Collegium System Has Not Improved Social Diversity in Higher Judiciary: Law Ministry

In a presentation to the parliamentary panel on law and justice, the ministry said that 79% of all high court judges appointed between 2018 and 2022 were from upper castes.

New Delhi: The Union law ministry has mounted more pressure on the collegium system to appoint judges, telling a parliamentary panel that despite existing for three decades, the system has failed to remedy the lack of social diversity in the higher judiciary.

According to the Times of India, the law ministry told the parliamentary panel on personnel, public grievances, law and justice – headed by BJP Rajya Sabha MP Sushil Modi – that “inequitable representation of backward and minority communities” in the higher judiciary is “evident from the fact” that 79% of all high court judges appointed between 2018 and 2022 were from upper castes.

The ministry added that in three decades, the collegium system has failed to address the issue of “social diversity in higher judiciary, as originally devised by the Supreme Court”, according to the TOI report.

The ministry said that out of 537 appointments to high courts in the five-year period, 424 (79%) were from the general category (upper caste), 57 (11%) were from Other Backward Castes (OBCs), 15 (2.8%) were from Scheduled Castes (SCs) and 7 (1.3%) were from Scheduled Tribes (STs). The ministry said that the castes of 20 judges who were appointed could not be ascertained, according to the newspaper.

The report said that the government specifically flagged the “discrimination” against the OBC communities, saying that while they make up more than 35% of the country’s population, they accounted for only 11% of appointments.

“It is the primary responsibility of the SC collegium and the HC collegiums to address the issue of social diversity and social justice in the process of appointment to the constitutional courts,” the law ministry told the panel.
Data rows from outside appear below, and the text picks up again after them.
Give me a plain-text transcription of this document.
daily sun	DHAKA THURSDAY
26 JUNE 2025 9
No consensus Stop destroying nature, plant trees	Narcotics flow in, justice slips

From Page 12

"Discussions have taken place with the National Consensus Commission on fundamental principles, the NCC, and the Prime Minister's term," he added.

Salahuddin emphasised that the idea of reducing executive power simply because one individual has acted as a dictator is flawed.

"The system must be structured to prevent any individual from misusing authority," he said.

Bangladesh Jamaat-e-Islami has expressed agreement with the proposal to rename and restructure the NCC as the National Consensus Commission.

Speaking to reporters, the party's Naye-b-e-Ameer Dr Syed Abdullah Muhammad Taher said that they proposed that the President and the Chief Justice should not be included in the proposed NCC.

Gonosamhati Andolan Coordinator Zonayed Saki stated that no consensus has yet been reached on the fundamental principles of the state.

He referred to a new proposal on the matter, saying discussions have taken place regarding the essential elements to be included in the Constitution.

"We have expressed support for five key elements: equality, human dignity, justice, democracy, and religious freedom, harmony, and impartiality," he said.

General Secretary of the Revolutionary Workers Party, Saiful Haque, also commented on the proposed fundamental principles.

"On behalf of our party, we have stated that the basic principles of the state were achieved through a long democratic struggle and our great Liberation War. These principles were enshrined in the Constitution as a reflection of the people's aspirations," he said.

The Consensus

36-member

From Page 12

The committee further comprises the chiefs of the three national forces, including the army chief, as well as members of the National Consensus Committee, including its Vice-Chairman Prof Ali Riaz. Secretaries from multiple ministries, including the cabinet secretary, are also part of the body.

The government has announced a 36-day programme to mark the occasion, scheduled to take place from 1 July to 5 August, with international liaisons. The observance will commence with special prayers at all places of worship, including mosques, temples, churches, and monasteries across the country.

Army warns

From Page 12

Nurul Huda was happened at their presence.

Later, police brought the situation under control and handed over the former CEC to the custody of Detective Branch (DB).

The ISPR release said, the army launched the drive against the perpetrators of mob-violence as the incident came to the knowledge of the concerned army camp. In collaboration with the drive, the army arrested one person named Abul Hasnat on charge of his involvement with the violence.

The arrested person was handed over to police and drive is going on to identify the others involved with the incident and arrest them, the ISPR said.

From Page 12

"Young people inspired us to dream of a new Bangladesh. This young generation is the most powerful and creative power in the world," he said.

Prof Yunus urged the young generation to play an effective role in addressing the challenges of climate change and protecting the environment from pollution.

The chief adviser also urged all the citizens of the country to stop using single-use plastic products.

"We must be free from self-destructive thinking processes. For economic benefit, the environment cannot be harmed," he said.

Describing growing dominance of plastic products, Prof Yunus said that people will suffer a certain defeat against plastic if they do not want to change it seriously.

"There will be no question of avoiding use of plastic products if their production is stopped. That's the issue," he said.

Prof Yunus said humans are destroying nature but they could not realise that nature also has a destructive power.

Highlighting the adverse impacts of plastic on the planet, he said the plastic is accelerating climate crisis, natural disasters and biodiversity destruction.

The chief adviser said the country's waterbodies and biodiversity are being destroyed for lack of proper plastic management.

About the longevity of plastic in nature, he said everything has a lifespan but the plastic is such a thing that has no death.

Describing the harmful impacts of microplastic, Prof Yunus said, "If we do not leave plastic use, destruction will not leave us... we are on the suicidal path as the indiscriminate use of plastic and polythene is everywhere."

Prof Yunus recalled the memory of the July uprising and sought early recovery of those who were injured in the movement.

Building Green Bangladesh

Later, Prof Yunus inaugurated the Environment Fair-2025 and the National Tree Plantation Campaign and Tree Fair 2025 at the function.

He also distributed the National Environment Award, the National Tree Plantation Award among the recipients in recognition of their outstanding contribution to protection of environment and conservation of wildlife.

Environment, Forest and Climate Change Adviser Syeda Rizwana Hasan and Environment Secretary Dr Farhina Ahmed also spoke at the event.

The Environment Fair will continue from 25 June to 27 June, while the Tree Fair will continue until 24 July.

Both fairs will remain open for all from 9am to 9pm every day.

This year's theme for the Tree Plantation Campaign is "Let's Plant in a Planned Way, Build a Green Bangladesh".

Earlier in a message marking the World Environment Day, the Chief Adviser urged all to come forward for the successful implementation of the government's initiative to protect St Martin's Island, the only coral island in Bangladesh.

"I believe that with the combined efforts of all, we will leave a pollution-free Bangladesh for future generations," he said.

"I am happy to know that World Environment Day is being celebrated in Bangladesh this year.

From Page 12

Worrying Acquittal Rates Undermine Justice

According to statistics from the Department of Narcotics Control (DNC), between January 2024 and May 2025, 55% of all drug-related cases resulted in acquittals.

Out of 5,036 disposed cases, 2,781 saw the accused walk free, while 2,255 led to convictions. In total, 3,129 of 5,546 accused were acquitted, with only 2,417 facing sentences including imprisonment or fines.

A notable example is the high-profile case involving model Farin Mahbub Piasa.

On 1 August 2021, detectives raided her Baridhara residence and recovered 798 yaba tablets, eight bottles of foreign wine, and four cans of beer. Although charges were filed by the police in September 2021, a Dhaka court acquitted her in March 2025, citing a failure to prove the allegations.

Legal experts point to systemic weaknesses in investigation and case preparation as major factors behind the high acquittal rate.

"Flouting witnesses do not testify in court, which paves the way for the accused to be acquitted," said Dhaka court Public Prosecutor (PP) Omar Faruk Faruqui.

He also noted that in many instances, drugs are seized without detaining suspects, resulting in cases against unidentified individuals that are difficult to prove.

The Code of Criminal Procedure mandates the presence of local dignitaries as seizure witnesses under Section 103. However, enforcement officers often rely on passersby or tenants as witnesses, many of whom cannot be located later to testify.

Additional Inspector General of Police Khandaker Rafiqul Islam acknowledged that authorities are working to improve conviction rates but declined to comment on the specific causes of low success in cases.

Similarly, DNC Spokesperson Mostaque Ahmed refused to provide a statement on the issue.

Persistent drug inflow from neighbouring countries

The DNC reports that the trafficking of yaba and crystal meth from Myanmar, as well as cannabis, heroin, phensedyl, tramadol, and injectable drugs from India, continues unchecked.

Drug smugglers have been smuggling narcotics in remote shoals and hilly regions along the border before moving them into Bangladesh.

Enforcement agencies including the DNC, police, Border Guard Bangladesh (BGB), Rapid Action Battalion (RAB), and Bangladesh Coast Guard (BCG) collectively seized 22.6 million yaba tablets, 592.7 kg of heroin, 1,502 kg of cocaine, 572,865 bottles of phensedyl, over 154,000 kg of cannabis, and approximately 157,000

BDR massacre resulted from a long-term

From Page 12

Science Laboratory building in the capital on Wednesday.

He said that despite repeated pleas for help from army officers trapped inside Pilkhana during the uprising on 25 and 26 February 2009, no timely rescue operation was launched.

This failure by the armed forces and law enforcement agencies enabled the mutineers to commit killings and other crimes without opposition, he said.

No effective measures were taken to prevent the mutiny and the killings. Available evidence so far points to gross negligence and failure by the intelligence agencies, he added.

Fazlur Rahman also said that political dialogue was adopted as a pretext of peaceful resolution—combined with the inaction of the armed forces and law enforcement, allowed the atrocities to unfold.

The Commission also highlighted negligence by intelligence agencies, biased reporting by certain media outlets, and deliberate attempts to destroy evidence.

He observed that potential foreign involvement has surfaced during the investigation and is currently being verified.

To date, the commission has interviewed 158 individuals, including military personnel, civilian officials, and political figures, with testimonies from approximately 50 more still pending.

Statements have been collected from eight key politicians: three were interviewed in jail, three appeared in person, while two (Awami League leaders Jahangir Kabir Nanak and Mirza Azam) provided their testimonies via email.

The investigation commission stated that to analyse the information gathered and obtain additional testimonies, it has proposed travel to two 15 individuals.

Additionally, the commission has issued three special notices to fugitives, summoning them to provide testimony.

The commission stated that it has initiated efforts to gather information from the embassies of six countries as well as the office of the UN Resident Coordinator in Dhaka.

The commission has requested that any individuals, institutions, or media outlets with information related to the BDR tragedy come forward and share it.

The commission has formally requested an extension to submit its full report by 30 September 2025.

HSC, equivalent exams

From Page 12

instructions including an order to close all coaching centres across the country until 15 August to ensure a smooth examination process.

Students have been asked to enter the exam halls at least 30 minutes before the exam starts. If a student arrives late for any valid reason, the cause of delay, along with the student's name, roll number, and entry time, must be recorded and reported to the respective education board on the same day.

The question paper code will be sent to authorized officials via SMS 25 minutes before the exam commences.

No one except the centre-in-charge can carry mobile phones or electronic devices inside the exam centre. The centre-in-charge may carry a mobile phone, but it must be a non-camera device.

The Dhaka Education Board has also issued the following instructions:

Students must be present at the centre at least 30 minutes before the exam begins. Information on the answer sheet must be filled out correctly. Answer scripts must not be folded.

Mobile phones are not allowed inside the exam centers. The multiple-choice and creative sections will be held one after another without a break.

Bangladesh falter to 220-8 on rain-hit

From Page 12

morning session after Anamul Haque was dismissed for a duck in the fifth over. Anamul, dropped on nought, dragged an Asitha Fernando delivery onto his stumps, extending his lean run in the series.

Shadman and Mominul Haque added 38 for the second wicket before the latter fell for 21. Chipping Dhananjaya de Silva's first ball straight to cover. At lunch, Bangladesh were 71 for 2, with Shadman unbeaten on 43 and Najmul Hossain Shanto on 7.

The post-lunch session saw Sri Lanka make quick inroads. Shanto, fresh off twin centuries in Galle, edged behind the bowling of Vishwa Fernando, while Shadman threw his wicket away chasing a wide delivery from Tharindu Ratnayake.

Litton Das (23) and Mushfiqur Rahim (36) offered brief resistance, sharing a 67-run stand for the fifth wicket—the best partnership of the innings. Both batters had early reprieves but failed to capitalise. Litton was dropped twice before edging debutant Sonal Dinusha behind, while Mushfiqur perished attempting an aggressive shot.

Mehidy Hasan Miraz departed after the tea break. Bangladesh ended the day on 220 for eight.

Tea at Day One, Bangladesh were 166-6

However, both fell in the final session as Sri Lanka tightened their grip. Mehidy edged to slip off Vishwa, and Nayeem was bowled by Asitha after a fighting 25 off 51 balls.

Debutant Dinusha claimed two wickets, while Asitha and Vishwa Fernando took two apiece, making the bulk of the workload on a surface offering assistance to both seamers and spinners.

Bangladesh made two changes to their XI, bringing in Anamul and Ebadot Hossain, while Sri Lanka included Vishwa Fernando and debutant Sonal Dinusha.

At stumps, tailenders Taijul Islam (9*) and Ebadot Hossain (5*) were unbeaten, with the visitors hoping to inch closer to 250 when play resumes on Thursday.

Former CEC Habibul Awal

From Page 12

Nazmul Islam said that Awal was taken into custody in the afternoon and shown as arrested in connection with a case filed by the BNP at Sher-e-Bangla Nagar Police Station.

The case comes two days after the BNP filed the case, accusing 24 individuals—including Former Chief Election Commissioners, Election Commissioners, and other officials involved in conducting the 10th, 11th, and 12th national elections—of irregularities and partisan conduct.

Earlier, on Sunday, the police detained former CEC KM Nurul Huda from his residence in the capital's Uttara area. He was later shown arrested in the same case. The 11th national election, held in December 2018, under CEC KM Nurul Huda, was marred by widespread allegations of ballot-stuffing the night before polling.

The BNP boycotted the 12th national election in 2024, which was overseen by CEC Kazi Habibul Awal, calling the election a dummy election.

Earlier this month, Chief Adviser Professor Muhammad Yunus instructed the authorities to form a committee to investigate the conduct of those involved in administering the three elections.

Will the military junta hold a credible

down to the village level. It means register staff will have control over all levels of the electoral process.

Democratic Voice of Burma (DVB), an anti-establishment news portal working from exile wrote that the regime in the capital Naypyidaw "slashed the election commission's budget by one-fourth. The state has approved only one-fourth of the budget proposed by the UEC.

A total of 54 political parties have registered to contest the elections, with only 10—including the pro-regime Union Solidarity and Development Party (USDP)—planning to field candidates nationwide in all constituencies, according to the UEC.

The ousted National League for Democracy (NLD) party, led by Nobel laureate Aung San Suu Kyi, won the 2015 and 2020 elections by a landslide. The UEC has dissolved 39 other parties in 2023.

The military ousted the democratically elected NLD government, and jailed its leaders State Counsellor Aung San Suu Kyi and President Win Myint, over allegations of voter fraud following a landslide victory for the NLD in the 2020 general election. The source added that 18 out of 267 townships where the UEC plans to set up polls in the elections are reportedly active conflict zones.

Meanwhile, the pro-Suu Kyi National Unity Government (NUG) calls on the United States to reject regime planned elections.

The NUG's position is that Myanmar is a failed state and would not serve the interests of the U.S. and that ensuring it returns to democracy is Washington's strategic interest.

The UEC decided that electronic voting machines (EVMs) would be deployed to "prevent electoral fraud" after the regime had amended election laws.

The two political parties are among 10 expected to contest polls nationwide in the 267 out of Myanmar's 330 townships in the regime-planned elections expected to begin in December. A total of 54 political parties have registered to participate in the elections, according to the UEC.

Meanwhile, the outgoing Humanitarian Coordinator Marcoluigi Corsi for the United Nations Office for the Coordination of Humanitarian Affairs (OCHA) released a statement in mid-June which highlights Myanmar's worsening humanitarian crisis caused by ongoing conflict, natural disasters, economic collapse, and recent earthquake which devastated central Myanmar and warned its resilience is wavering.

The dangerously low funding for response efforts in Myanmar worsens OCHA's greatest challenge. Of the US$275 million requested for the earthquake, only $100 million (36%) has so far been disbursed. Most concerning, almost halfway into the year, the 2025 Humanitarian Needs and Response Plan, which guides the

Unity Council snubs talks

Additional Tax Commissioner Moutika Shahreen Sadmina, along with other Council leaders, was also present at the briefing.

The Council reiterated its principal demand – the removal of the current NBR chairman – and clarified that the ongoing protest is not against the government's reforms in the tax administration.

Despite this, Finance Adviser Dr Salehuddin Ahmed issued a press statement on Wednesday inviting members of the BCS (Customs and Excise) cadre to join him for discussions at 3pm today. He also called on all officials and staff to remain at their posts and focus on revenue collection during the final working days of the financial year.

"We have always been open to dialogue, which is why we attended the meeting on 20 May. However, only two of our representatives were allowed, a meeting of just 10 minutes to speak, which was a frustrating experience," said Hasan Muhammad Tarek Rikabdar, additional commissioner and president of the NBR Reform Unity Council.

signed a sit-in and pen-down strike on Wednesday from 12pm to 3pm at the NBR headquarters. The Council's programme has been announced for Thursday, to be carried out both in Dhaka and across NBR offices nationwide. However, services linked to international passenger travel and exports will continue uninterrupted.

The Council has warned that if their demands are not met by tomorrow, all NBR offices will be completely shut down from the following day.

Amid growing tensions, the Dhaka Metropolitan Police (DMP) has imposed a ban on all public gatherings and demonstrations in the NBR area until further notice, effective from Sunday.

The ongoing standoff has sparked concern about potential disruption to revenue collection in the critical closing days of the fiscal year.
In the winter session of parliament, law minister Kiren Rijiju said that his ministry has received various ‘representations’ on the lack of transparency, objectivity and social diversity in the collegium system. In the months preceding the parliament session, he had repeatedly criticised the system for perceived similar faults. The top court has pushed back on the criticism, admitting that though the system may not be perfect, it is the law of the land and must be followed.

“The government appoints only those persons as judges of Supreme Court and high courts who are recommended by the SC collegium,” the ministry told the parliamentary panel. It added that there is no provision for reservation in judicial appointments and has therefore been requesting the chief justices of high courts and the chief justice of India to consider suitable candidates from marginalised communities to ensure social diversity.

According to the news agency PTI, the ministry also raised the National Judicial Appointments Commission (NJAC), which the Narendra Modi government had established to replace the collegium system. The ministry said that NJAC had proposed two eminent persons as its members, including one who shall be nominated from the SC, ST and OBC communities or from the minorities or a woman – in an apparent suggestion that this would remedy the lack of social diversity. The top court struck down the NJAC Act, finding it unconstitutional.

Meanwhile, The Print reported that the panel will take up issues such as the need for judges to declare their assets in the future.